Vous avez vécu en Italie. Avez-vous, à cette époque, relu Stendhal par exemple, et quelle est votre perception de ce pays ?

J’avais effectivement l’ambition de relire Stendhal une fois là-bas. Je m’étais reprocuré les Promenades dans Rome et je ne l’ai finalement jamais ouvert. En revanche, j’ai lu énormément d’auteurs italiens et avais à cœur de découvrir toute la littérature italienne, des classiques aux contemporains. C’était très important pour moi, pour mon travail de journaliste, d’être imprégné de ça.

La culture italienne ne se définit pas, ne se capture pas. La littérature italienne, comme toutes les littératures, est plurielle. On ne peut pas comparer Niccolò Ammaniti et Erri de Luca, pour prendre deux auteurs contemporains. C’est une littérature qui a été très forte au lendemain de la guerre, car la littérature s’est organisée en tant que réponse au fascisme. Tout comme la littérature en Espagne a répondu au franquisme. C’est vraiment cet aspect de résistance qui m’a le plus marqué dans la littérature italienne. Le conformiste de Moravia raconte tout, dit tout de l’Italie en faisant de la petite histoire dans la grande Histoire. Ce roman explique mieux qu’aucun autre comment les Italiens, et l’Italie, se sont construits. Il y a aussi La Storia d’Elsa Morante qui raconte bien plus qu’un livre d’histoire et une encyclopédie détaillée réunis.

Aujourd’hui, les Français s’intéressent plus que les Italiens eux-mêmes à leur littérature et à leur cinéma. L’Italie d’aujourd’hui est tentaculaire, difficile à comprendre, pleine d’écrans de fumée. Je pense que la littérature raconte beaucoup de choses d’un pays, bien plus que le journalisme d’ailleurs. C’est d’ailleurs pour cela que j’ai écrit Magari, car je trouvais que dans mon travail de journaliste, je n’utilisais que 10% de mes connaissances de la société italienne, alors que dans l’écriture de fiction, je pouvais mettre les 90% restants. J’ai éliminé une sorte de frustration en écrivant ce roman.

Vous semblez en tout cas penser que l’art supplante le reportage dans la connaissance d’une culture, d’un pays…

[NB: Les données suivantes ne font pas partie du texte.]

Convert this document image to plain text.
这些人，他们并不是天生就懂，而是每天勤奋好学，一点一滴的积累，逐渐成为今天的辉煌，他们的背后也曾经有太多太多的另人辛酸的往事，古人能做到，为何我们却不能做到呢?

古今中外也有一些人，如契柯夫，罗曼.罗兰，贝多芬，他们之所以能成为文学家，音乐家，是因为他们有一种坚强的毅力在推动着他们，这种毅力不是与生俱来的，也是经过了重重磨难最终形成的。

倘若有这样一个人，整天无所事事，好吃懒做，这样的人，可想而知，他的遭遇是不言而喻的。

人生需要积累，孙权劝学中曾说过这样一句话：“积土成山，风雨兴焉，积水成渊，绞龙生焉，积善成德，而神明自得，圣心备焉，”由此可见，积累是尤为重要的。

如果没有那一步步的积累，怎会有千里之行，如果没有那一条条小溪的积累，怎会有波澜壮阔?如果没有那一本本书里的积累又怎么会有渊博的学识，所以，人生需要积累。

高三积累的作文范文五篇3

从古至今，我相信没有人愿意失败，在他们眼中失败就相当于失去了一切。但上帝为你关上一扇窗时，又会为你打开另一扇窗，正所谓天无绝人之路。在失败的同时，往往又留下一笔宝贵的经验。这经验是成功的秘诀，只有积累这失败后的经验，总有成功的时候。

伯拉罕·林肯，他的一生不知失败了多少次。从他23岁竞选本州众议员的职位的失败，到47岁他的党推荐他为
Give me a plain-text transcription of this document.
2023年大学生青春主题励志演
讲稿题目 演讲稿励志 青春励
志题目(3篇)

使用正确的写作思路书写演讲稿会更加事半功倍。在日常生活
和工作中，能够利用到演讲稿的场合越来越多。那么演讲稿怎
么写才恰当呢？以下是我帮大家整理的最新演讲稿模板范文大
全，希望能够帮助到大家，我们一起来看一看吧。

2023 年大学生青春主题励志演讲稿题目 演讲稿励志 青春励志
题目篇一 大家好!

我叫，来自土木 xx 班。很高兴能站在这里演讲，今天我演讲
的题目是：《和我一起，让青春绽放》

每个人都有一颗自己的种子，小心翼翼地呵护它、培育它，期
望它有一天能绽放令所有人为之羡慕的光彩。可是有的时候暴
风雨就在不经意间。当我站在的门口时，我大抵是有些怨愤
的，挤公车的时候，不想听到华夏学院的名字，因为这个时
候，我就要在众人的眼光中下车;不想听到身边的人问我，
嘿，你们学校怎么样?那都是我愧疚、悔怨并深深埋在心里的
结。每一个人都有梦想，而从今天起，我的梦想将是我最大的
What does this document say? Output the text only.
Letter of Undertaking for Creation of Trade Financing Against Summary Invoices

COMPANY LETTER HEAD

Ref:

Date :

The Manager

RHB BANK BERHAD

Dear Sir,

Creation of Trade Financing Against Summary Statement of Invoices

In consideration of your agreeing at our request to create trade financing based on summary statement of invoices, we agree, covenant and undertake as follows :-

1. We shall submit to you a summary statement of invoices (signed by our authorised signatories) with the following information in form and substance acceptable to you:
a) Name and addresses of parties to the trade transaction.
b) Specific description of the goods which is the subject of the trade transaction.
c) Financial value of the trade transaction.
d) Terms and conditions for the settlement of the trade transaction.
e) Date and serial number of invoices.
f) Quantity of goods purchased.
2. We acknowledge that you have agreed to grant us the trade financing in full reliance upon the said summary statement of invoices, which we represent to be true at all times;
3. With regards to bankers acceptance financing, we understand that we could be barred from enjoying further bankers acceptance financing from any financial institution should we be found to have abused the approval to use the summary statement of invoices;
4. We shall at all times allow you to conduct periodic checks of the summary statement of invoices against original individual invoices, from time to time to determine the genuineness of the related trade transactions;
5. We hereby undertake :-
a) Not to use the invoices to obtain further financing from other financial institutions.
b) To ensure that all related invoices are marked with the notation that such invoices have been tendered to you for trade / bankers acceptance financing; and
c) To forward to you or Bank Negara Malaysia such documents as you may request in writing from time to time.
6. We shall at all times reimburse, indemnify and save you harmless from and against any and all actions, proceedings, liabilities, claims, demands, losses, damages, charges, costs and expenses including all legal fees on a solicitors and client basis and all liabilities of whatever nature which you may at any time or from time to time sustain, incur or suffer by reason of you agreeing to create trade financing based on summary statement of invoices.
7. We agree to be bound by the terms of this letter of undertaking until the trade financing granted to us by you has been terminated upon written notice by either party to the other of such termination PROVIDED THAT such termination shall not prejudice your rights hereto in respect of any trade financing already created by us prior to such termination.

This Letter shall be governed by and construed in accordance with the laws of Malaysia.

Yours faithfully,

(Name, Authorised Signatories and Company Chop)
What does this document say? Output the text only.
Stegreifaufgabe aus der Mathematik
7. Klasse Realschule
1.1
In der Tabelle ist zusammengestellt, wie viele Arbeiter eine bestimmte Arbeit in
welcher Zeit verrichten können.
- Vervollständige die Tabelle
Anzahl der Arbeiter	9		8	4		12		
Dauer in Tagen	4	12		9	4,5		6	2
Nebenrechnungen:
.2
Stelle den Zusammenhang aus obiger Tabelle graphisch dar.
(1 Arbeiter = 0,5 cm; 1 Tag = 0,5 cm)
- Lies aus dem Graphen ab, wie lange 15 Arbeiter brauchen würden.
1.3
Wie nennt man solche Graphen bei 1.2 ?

Je ne suis pas loin de le penser. J’aimerais d’ailleurs, et je l’ai un peu fait à France Inter, faire une émission consacrée à l’actualité internationale à travers sa culture. La littérature, le théâtre, le cinéma, le street art, les formes culturelles émergentes racontent plus facilement une société qu’un reportage. Passer par ces terrains-là plutôt que par une batterie d’experts et de spécialistes serait vraiment efficace, tout comme il faudrait que les médias français invitent davantage d’auteurs étrangers. Mais nous ne sommes pas encore prêts à ça. Les auteurs étrangers qui viennent en France en ce moment ont beaucoup de mal à passer dans les médias, car on expose avant tout des auteurs francophones. La parole étrangère, paraît-il, dérange l’auditeur et le spectateur. Cela reste à prouver.